Writing is giving me a holiday because my brain is tired. I spent the last half of 2022 and all of 2023 preparing a 900-page edited volume for the Jane Addams Papers and writing my own book about women and Abraham Lincoln. Of course I am out of words. I used them all up!

And it is true I am not quite myself without them. I am adrift. But I am only a little adrift, which is to me, to quote Lincoln, a matter of profound wonder. I have been doing okay without writing for these first two months of 2024. I have been calmly weathering my missing words because I have a second tool to keep me sane. Watercolor.

Last July, my therapist suggested watercolor. We are working on my obsession with control and the anxiety that overtakes me when I don’t have it. She believed watercolor might help me feel the power of letting go, that learning to go with the flow of the water and the color making their own way across the paper might show me how calming it can be to loosen my grip. As a bonus, she was certain watercolor could compliment my writing.

I was skeptical. I am an old dog and afraid of new tricks. I assumed painting would frustrate me. I am not artistic, I said. I can’t draw, I said. Failure will make me sad, I said.

On my first day of painting, I ate all those stupid, doubting, self-defeating words.  And I have been painting ever since, completing, thus far, nearly 100 small watercolors. I do let the water and the color have a say, and I love the imperfect paths and the unexpected visions they reveal to me. I admit I try to control the water and the color more than my therapist would like, but I am learning to let go, becoming chill with imperfection, and laughing all the way. When I sit down to paint, I am as calm as I am when I sit down on my yoga mat. For a half hour or so I express myself in color instead of words; and there is so much joy in every silly, little painting I produce. In fact, I laugh deeper down in my belly at my failures.

I haven’t been writing this year, this is true. But I have been painting. And I am learning that expression is sometimes silent. I am discovering that painting is another way for me to understand the world. In my watercolors, I have documented joy, tried out a couple of crazy ideas, expressed some thoughts I could never say out loud or even write, and processed a lot of pain about by daughter, my dad, and my dog. Painting has become a part of my soul.

But enough already, missing words. I want to pursue the idea that watercolor might compliment my writing. Come back now please. I need to write. I feel you close as I write this post, and I want you back. Now, please. I want to introduce you to watercolor.

Mine All Along

Since April I have been writing and writing and writing, hard at work on my unusual biography of Abraham Lincoln. Nearly 80,000 words have flowed from my fingers, revealing the need within me to get my relationship with Lincoln and the field of Lincoln Studies out of my body and safely onto the page where it will no longer be unfinished business. Fits and starts, this writing, as strange to me as this biography-slash-memoir-slash battle cry, because everything I write since Mack died is hyphenated with battle cry. Writing this genre-bending book has been a scary struggle, artfully melding history with personal narrative has posed new challenges for me. I am making progress, but the process has been messy and painful. I’ve lost myself and my way a dozen times these past five months.

There have been crazy flurries of frenetic writing, words flowing onto the page like refreshing cold water gushing from a garden hose on a hot summer day. However, progress has often been followed by historic droughts, which leave my mind and my heart parched and thirsty for the words that will not come. Words abandoning me and my fingers sitting idle on the home keys are new experiences for me. I’m not used to these dry spells. I have been lucky in my writing life, rarely blocked or conscious of writing, the writing itself a joy and the research or preparation for writing the difficult task that paralyzes me. I’ve always been a weird historian that way, and I do not like this new feeling of writer’s paralysis.

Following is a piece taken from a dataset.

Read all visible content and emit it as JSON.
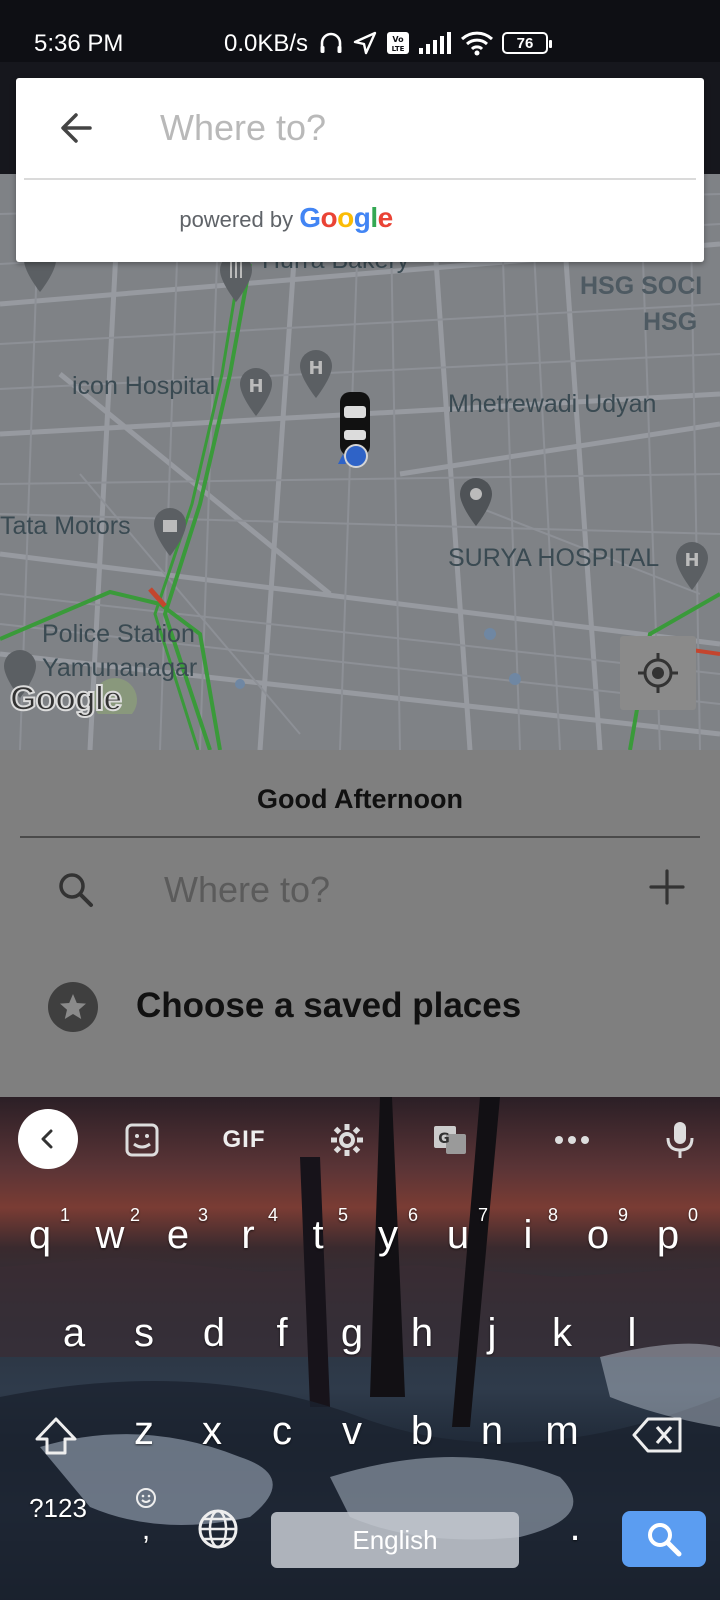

Yesterday, when I was supposed to be writing on a free-and-clear Saturday reserved for working on the book, I was instead sitting on my porch, rocking and staring out into the front garden. As I was working up the nerve to return to my computer and risk another rejection from words, the mail arrived with a neatly addressed envelope postmarked Kirksville, MO. I knew my writing was done for the day. Because I also knew the letter was a handwritten thank-you note from the latest Truman State University recipient of the Mackenzie Kathleen Memorial Scholarship. The eighth such letter. The eighth scholarship bestowed on a creative writing student at Mack’s alma mater. These letters are a solace. Eventually. After good a cry and a little distance. First, however, they must do their damage. They must crack open the wounded side of my heart, scabbed over since last year’s letter arrived. The scholarship is a beautiful legacy to my beautiful daughter, but it is a starling reminder of all the life my baby has missed since the previous scholarship recipient was named.

Dammit. It never gets easier. It gets different, but it stays brutal, hard, and unforgiving.

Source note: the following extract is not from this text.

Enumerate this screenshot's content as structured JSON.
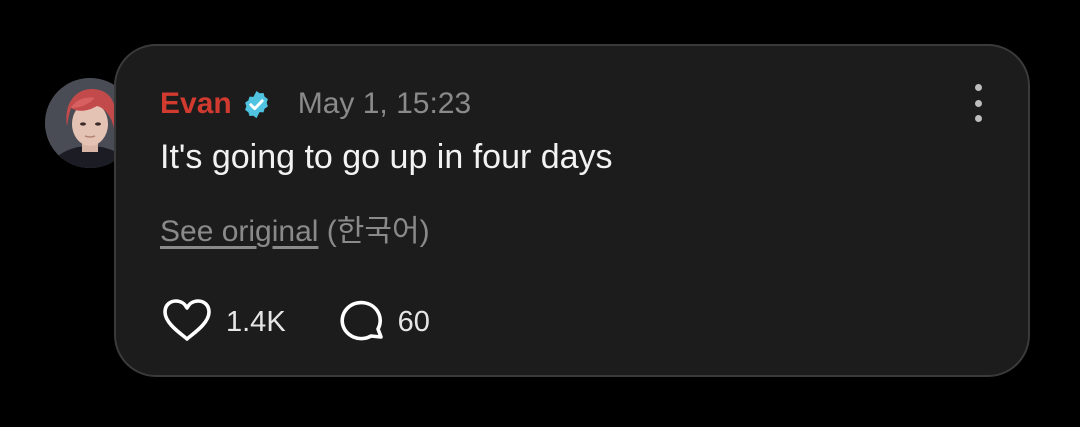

This is why, for me, writing and grief and life have been braided all together into a thick strand of rope. Some days the rope is around my neck, threatening the breath within my body. But most days the braid is a lifeline. Thankfully, I have learned not only to see that lifeline but to take hold of it and let it save me. The arrival of this year’s letter coinciding with my cursing the failure of the writing was a reminder that life is the reason and should also be the respite.

Aha.

I think right now I am struggling because for the first time the writing threads of my braided lifeline are loose or a bit frayed. For eight years the writing has supplied the tension necessary to hold my weight, allowing the balance of grieving and living to be less burdened. I am far less adept at striking a healthy balance without the writing. I need the writing, and it scares me that the words have failed me. I understand these truths. I accept them. But I also know that writing this very personal biography of Abraham Lincoln has stirred up a brand new cocktail of emotions, opened old wounds, and triggered doubt. My work, my writing, my life, Mr. Lincoln, and my darling Mack are tangled up all together in this project, and I took for granted the power of the writing to make sense of the knots.

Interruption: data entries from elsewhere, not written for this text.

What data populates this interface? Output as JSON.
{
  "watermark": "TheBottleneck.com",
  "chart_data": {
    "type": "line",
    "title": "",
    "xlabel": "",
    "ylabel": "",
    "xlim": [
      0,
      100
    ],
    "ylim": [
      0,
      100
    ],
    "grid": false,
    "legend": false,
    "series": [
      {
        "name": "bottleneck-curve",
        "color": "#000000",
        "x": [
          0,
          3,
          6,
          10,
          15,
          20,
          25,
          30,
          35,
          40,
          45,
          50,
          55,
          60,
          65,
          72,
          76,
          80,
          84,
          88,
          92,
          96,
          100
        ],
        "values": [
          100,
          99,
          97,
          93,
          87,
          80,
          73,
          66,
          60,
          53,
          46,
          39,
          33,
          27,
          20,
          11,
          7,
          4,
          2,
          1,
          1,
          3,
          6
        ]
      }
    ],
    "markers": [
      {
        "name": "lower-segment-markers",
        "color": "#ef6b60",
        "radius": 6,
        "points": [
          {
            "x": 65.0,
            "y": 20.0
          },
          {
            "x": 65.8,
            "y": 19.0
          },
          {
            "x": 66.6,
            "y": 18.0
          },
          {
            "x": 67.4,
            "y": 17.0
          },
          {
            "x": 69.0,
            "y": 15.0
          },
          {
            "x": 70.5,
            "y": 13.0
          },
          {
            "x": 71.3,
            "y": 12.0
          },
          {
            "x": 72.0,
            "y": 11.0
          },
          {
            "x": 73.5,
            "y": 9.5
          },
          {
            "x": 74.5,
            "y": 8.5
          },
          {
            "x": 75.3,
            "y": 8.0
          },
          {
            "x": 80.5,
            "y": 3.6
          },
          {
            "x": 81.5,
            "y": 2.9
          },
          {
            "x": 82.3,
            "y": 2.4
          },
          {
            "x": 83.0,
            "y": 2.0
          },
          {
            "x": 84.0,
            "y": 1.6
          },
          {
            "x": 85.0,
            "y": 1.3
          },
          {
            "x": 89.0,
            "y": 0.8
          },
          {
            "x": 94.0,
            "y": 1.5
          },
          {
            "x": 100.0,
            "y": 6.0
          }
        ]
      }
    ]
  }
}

And so, on a day of writer’s block and the arrival of a letter, I gained some clarity. I have no answers, really, and the doubts they do linger. However, I have named the trouble and it is mine, not the writing, to tackle. A dear friend who is also my writing therapist recently told me I needed to step away from the writing in order to play. In other words, I need to let life carry the heavier burden of my braided lifeline.

The trouble is that I have not been so good at living these long eight years without my girl. I have rarely had the energy or the mindset for play. Work and writing, along with yoga, have been my saving graces. My challenge now is to lean into living, which a recent long weekend away with four of my oldest and dearest friends showed me I can do with energy and with joy. I need to cut myself a little slack and live. I can no longer take the words for granted, because it turns out my Lincoln book needs more of my own grit. I have been confident in this unusual writing project of mine, but I have doubted my ability to do it justice. The fear, I think, has scared off the words that have always flowed naturally and unencumbered. If I want to complete this project—and more than almost anything I’ve ever attempted I want to complete this project—I need to dig deeper. I need to locate in my bones the belief that my life is the power, not the words or the writing.

My life is the reason this unusual biography of Abraham Lincoln is possible. My knowledge and my experiences will guide me if I let them. Mack and the grief and my writing texture the story I want to tell and need to tell, but the living must fuel the narrative. Because this is a story of my life, and I cannot tell it on autopilot. I need to be present for the process and remember that I have all I need to do the work. I still have a full year before the manuscript is due. I have 80,000 words already. I have the historical expertise and a damn good story to tell. There is time to find myself in this project, to make sense of what I have written thus far, and to write what will be needed to complete the story. If I let myself live while I’m looking for the truth this work requires, the words will come. They will arrive when I am ready to summon them, because I they were mine all along.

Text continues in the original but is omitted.